Currently, luminol is used by forensic scientists to detect blood residue, along with low hydrogen peroxide concentrations, proteins and DNA, all of which are invisible to the naked eye. Luminol exhibits chemiluminescence causing it to glow a bright blue color when activated by an oxidizing agent – such as the iron in hemaglobin – in the presence of a catalyst. Given the detected signal for biological residues does not depend on an external light source, use of this method is very cost effective.
The new technology combines the use of luminol with gold or silver nanospheres in a specifically designed serpentine-shaped microfluidic device that significantly increases the detection limit through amplifying emission of chemiluminescence light and facilitating the imaging in the chip. In addition to increasing the chemiluminescence intensity, the new device also prolongs the glow time of luminol, enabling the detection of much smaller blood samples in a forensic scene.

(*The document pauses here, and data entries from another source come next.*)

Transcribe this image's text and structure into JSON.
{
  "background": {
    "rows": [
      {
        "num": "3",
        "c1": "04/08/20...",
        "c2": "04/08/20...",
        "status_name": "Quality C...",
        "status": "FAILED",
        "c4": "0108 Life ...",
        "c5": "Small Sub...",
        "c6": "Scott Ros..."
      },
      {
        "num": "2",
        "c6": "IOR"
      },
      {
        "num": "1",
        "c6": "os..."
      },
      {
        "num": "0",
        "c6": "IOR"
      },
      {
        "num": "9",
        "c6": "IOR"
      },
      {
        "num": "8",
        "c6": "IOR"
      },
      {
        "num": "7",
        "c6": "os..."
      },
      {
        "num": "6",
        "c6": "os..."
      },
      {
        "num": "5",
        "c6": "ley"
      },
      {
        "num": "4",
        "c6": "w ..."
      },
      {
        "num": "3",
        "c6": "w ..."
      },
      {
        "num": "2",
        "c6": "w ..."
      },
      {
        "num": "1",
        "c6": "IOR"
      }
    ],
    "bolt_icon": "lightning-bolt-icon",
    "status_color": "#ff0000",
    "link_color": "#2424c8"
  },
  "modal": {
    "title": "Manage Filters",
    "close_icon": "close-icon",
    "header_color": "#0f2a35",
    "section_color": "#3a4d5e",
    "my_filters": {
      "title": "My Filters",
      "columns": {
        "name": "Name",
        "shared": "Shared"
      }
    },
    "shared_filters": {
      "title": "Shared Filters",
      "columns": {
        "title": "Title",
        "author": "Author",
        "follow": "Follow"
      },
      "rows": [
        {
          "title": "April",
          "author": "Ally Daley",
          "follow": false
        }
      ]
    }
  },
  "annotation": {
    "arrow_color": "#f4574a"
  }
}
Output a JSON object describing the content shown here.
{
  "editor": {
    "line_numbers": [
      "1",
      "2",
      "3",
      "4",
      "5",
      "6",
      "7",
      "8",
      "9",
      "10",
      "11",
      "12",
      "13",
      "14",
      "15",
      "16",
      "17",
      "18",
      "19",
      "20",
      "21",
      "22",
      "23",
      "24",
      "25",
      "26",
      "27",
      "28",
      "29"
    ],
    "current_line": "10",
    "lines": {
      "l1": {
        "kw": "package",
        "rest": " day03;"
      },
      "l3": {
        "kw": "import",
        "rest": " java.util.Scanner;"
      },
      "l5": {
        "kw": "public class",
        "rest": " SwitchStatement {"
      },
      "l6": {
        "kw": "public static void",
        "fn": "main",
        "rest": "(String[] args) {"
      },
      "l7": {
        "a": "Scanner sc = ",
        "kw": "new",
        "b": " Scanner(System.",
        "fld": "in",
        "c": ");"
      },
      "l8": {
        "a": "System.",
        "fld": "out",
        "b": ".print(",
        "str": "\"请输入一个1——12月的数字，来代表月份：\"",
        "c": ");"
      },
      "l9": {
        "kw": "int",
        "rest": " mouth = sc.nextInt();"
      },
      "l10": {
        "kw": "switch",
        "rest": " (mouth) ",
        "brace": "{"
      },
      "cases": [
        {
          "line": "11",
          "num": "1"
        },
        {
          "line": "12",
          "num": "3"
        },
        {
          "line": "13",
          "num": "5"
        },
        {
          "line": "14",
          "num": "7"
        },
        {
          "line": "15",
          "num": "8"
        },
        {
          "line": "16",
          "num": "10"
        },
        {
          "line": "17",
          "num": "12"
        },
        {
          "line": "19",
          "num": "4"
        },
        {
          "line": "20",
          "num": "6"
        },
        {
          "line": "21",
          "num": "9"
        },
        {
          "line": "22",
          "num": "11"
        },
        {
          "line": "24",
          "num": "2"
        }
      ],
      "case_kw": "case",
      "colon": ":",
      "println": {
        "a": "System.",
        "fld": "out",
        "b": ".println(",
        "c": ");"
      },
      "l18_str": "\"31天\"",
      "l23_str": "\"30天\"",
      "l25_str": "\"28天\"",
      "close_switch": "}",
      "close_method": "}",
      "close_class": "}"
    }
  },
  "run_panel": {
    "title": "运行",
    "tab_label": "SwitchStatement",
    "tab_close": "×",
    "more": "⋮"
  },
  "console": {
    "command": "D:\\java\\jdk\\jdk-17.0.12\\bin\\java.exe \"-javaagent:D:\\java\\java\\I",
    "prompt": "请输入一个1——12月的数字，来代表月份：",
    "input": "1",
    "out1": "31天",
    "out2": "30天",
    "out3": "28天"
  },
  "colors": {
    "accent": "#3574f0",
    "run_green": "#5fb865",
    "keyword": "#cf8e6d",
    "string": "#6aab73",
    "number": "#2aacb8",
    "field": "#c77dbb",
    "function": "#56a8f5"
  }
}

Head of BGU’s light-on-a-chip group, Professor Alina Karabchevsky commented: “Our findings open the door to new integrated microfluidic chips based on Purcell effect mediated by nano-plasmons with gain media. Practical implementation of the discovered effect will include further superior chemiluminescence-based sensors for forensic science, research in biology and chemistry, and no-source opto-chemical lasers.”
“Identifying trace quantities of blood can increase the efficiency and accuracy of a forensic investigation of a crime scene but requires more sensitive detectors than those that are currently available,” explained Netta Cohen, CEO of BGN Technologies (Beersheba, Israel). “The method developed by BGU researchers will enable development of future detectors with improved sensitivity.”